PLoS ONE (Jan 2020)
Deep learning of cuneiform sign detection with weak supervision using transliteration alignment.
Abstract
The cuneiform script provides a glimpse into our ancient history. However, reading age-old clay tablets is time-consuming and requires years of training. To simplify this process, we propose a deep-learning based sign detector that locates and classifies cuneiform signs in images of clay tablets. Deep learning requires large amounts of training data in the form of bounding boxes around cuneiform signs, which are not readily available and costly to obtain in the case of cuneiform script. To tackle this problem, we make use of existing transliterations, a sign-by-sign representation of the tablet content in Latin script. Since these do not provide sign localization, we propose a weakly supervised approach: We align tablet images with their corresponding transliterations to localize the transliterated signs in the tablet image, before using these localized signs in place of annotations to re-train the sign detector.

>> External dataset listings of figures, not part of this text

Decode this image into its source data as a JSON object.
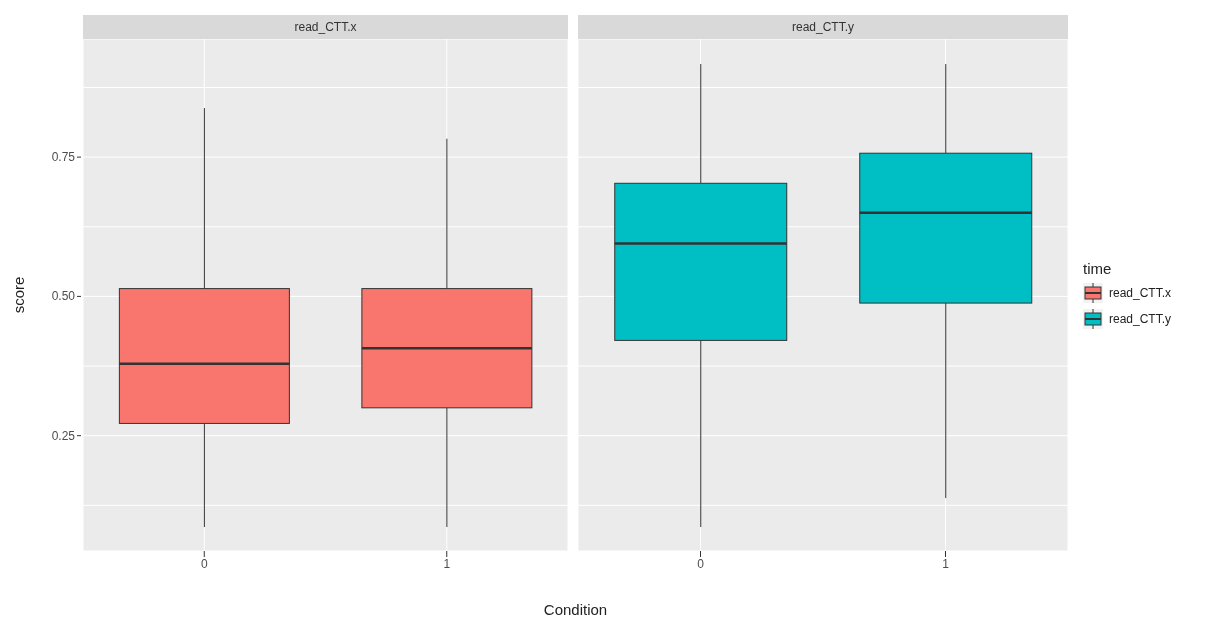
{
  "chart_data": [
    {
      "type": "box",
      "title": "read_CTT.x",
      "xlabel": "Condition",
      "ylabel": "score",
      "legend_title": "time",
      "legend": "right",
      "grid": true,
      "categories": [
        "0",
        "1"
      ],
      "ylim": [
        0.043,
        0.962
      ],
      "yticks": [
        {
          "value": 0.125,
          "label": null
        },
        0.25,
        {
          "value": 0.375,
          "label": null
        },
        {
          "value": 0.5,
          "label": "0.50"
        },
        {
          "value": 0.625,
          "label": null
        },
        0.75,
        {
          "value": 0.875,
          "label": null
        }
      ],
      "series": [
        {
          "name": "read_CTT.x",
          "color": "#f8766d",
          "boxes": [
            {
              "low": 0.086,
              "q1": 0.272,
              "median": 0.379,
              "q3": 0.514,
              "high": 0.838
            },
            {
              "low": 0.086,
              "q1": 0.3,
              "median": 0.407,
              "q3": 0.514,
              "high": 0.783
            }
          ]
        }
      ]
    },
    {
      "type": "box",
      "title": "read_CTT.y",
      "grid": true,
      "tick_labels": "x",
      "categories": [
        "0",
        "1"
      ],
      "ylim": [
        0.043,
        0.962
      ],
      "yticks": [
        0.125,
        0.25,
        0.375,
        0.5,
        0.625,
        0.75,
        0.875
      ],
      "series": [
        {
          "name": "read_CTT.y",
          "color": "#00bfc4",
          "boxes": [
            {
              "low": 0.086,
              "q1": 0.421,
              "median": 0.595,
              "q3": 0.703,
              "high": 0.917
            },
            {
              "low": 0.138,
              "q1": 0.488,
              "median": 0.65,
              "q3": 0.757,
              "high": 0.917
            }
          ]
        }
      ]
    }
  ]
}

A better sign detector in turn boosts the quality of the alignments. We combine these steps in an iterative process that enables training a cuneiform sign detector from transliterations only. While our method works weakly supervised, a small number of annotations further boost the performance of the cuneiform sign detector which we evaluate on a large collection of clay tablets from the Neo-Assyrian period. To enable experts to directly apply the sign detector in their study of cuneiform texts, we additionally provide a web application for the analysis of clay tablets with a trained cuneiform sign detector.